You see, Arnold Palmer won 8 tournaments in 1960 two of which were The Masters and the US Open. He also won the World Cup (then known as the Canada Cup) while paired with Sam Snead. Palmer, however, lost the British Open to Kel Nagle. Nagle, who was 39 years old at the time had played in only two previous Opens (one in 1950 and the other in 55) so most thought that the 54-hole leader would likely fade during the final round. But, Nagle did not fade and fired a solid 71 which deprived Arnold Palmer, who finished second, of his 3rd major of the year which would have matched the highwater mark set by Hogan in 1953. All the more remarkable was that Nagle's 10 foot putt to save par on 17 was holed after he heard the sonic boom erupt from the 18th as Palmer holed his putt for birdie on the final hole. Nagle holed his ten footer to hold his 1-shot lead and then whipped his second shot on 18 at St. Andrews's to within 4 feet assuring him an easy two putt and an incredible victory. Nagle beat Palmer at the height of his popularity and power and quite likely the pinnacle of his career. Palmer won the next two Opens in succession.
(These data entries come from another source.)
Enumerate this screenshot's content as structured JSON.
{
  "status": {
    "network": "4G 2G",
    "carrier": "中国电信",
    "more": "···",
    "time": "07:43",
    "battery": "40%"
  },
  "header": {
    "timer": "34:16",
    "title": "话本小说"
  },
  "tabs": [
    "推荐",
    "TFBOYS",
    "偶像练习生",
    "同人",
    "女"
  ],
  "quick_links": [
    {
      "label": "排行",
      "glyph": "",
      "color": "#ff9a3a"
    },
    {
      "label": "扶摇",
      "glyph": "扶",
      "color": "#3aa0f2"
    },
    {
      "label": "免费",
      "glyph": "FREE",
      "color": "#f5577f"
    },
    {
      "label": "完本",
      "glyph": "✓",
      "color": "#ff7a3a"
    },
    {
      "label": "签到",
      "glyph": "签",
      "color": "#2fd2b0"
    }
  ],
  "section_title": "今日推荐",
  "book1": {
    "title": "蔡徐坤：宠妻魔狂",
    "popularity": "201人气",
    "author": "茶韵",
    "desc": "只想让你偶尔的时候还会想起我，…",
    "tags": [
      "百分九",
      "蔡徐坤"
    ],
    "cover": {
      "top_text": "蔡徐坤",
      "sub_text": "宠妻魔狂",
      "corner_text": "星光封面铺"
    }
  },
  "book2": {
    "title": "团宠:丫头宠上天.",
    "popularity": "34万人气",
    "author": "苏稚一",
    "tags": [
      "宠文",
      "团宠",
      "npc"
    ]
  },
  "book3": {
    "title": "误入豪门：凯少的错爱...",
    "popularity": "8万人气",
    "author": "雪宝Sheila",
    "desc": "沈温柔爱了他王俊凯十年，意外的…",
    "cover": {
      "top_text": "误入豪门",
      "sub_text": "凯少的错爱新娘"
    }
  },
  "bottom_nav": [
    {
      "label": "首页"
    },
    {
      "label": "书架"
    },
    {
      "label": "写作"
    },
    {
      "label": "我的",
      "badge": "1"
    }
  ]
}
It is no secret that I am a huge Ben Hogan fan, but in fact the golfer who I admire most is Peter Thomson. It was Thomson who called fellow Australian Nagle "Mr. Accuracy, the Ben Hogan of Australia" and there is no reason in the world not to accept Thomson's assessment of Nagle.
Kel Nagle's game was built on accuracy and precision and deadly putting. He won 61 times in Australasia, won the Canadian Open, the British Open and 15 other tournaments of note. Long overdue, Nagle was finally inducted into the World Golf Hall of Fame in 2007.